Police are continuing to investigate a bomb hoax on 10 schools in regional NSW including Yass High, Bomaderry High and Bowral High where HSC students were sitting exams on Wednesday morning (28 October).
Officers attended Yass High School this morning during their weekly Breakfast Club initiative. However, they were also there to provide a police presence following the threatening email, said Sergeant David Cowell of Yass Police Station.
The school’s HSC students weren’t affected by the threat as they are completing their exams this year in the Yass Soldiers’ Memorial Hall, which is located away from the school on the town’s main street.
The school’s other students were evacuated to a nearby oval where they remained for an hour.

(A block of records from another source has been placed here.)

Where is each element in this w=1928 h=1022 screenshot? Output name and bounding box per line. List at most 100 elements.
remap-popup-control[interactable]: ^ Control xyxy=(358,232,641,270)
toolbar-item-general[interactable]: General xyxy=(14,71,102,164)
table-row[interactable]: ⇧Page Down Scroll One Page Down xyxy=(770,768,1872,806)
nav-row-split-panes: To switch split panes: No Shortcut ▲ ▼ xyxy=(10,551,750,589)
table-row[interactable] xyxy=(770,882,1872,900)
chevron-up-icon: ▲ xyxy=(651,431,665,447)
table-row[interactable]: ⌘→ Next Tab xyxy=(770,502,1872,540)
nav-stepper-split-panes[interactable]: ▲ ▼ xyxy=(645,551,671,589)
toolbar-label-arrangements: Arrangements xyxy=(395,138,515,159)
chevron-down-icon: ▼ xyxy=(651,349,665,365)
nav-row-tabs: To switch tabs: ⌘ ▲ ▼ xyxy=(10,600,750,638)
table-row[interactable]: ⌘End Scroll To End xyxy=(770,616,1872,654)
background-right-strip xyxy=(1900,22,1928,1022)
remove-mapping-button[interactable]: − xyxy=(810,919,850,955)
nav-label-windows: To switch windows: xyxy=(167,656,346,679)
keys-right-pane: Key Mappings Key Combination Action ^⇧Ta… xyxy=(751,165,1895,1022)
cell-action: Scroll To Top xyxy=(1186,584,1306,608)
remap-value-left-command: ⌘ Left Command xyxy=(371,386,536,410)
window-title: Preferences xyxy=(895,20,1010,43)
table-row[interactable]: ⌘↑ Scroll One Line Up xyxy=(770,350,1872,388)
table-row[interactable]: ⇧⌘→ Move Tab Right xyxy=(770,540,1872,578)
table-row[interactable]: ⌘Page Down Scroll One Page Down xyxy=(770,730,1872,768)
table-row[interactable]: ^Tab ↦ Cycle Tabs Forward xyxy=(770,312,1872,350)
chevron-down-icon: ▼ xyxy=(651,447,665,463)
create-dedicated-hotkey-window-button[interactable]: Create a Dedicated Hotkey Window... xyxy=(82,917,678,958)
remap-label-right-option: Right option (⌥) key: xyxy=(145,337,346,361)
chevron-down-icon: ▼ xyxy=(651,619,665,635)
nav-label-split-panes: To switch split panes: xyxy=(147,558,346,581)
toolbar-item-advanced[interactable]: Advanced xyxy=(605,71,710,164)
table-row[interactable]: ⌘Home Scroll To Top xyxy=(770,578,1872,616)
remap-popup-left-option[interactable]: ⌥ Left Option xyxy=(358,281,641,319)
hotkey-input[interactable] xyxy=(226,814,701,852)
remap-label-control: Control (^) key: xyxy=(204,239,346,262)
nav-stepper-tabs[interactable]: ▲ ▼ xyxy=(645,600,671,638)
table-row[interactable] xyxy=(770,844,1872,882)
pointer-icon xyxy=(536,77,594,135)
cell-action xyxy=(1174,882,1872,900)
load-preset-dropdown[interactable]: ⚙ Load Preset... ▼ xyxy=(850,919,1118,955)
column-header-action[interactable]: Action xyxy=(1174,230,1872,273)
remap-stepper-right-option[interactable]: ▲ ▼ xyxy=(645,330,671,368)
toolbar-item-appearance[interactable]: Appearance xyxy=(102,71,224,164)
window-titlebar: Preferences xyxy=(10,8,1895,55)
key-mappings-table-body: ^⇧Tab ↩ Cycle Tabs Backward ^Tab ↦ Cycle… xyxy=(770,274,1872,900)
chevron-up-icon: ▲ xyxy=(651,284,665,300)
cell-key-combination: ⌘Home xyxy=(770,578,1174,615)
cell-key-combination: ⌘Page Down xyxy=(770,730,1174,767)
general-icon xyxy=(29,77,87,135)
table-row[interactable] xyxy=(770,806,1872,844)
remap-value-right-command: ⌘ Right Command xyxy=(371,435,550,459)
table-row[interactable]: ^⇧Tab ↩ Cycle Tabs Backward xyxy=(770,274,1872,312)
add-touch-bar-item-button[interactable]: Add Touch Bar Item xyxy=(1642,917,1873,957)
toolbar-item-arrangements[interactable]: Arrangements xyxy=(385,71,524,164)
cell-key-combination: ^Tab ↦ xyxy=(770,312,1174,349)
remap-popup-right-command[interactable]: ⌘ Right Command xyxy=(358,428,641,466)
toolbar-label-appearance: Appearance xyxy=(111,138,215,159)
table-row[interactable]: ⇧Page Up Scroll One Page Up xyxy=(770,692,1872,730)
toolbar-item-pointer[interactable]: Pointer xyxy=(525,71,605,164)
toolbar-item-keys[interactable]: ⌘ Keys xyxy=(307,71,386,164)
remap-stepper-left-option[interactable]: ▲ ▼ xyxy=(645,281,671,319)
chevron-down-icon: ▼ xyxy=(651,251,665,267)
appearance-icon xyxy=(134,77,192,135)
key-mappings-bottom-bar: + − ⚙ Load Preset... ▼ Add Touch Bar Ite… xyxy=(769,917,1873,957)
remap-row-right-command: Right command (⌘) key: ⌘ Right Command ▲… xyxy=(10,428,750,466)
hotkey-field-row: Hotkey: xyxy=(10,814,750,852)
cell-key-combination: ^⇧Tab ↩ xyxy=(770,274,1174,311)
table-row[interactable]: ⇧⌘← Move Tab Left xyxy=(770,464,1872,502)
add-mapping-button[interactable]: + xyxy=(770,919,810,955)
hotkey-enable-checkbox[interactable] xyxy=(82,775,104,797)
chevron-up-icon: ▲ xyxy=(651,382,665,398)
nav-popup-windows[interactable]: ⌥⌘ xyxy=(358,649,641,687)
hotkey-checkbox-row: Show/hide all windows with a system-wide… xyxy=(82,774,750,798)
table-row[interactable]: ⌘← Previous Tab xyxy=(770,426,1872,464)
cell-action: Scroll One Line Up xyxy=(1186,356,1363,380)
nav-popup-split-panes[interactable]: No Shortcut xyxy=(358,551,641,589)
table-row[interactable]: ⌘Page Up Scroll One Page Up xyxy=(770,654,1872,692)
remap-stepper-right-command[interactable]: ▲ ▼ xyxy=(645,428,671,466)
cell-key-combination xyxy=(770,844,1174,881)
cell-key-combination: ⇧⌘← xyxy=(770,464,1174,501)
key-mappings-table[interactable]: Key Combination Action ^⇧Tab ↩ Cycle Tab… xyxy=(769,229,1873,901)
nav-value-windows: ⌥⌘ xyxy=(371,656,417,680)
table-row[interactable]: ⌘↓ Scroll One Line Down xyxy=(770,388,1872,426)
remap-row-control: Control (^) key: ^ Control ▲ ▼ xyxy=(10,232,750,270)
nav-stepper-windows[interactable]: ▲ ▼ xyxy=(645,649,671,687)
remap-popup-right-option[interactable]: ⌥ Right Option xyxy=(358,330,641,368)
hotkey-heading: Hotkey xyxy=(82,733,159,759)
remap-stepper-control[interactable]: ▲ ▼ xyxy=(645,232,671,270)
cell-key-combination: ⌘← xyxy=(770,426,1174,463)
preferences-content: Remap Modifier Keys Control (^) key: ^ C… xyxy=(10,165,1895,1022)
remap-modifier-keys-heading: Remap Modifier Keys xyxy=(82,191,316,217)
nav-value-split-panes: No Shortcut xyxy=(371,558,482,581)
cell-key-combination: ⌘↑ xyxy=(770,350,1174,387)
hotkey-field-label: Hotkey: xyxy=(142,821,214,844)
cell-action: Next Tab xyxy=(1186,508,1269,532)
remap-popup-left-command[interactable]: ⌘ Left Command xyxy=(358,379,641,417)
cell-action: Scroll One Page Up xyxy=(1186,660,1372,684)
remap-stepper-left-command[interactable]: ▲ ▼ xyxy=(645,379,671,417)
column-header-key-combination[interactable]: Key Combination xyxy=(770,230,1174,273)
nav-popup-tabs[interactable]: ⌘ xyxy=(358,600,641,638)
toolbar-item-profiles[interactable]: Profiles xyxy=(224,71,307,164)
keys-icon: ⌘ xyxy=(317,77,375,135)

Yass High School principal Linda Langton said the students were calm as they were expecting a drill that week and thought the evacuation was part of the drill.
NSW Police has launched Strike Force Rolum to investigate the bomb hoax which was also sent to 20 Sydney schools a day earlier on Tuesday.
The email indicates that a device has been located at the schools and police believe the emails were sent from the same location, said Detective Superintendent Matt Craft from the Cyber Crime Squad.
Local officers conducted extensive searches at each of the schools but no items of interest were located.
Schools enacted their emergency response plans, disrupting around 300 HSC students taking part in biology exams across the 30 impacted schools, said Mark Scott from the NSW Department of Education.
He said the NSW Education Standards Authority had ‘misadventure provisions’ for situations such as the bomb hoax and that “no student will be disadvantaged” from completing their exams.
Superintendent Craft said some students may not be evacuated from exams in the event of another threatening email in a bid to reduce disruption to the HSC.
He said police believe the emails were sent intentionally to disrupt the HSC but that each email would be “assessed on a case-by-case basis”.
Police Minister David Elliott said whoever was behind the emails could face up to 10 years in prison.
“It certainly takes a small and demented mind to interrupt HSC students after a traumatic year during a pandemic when the nation is at a hyper state of alert in terrorism,” Mr Elliott said. “We’re not going to muck around with this.”
Superintendent Craft called on anyone who may have information about the emails to contact Crime Stoppers anonymously on 1800 333 000.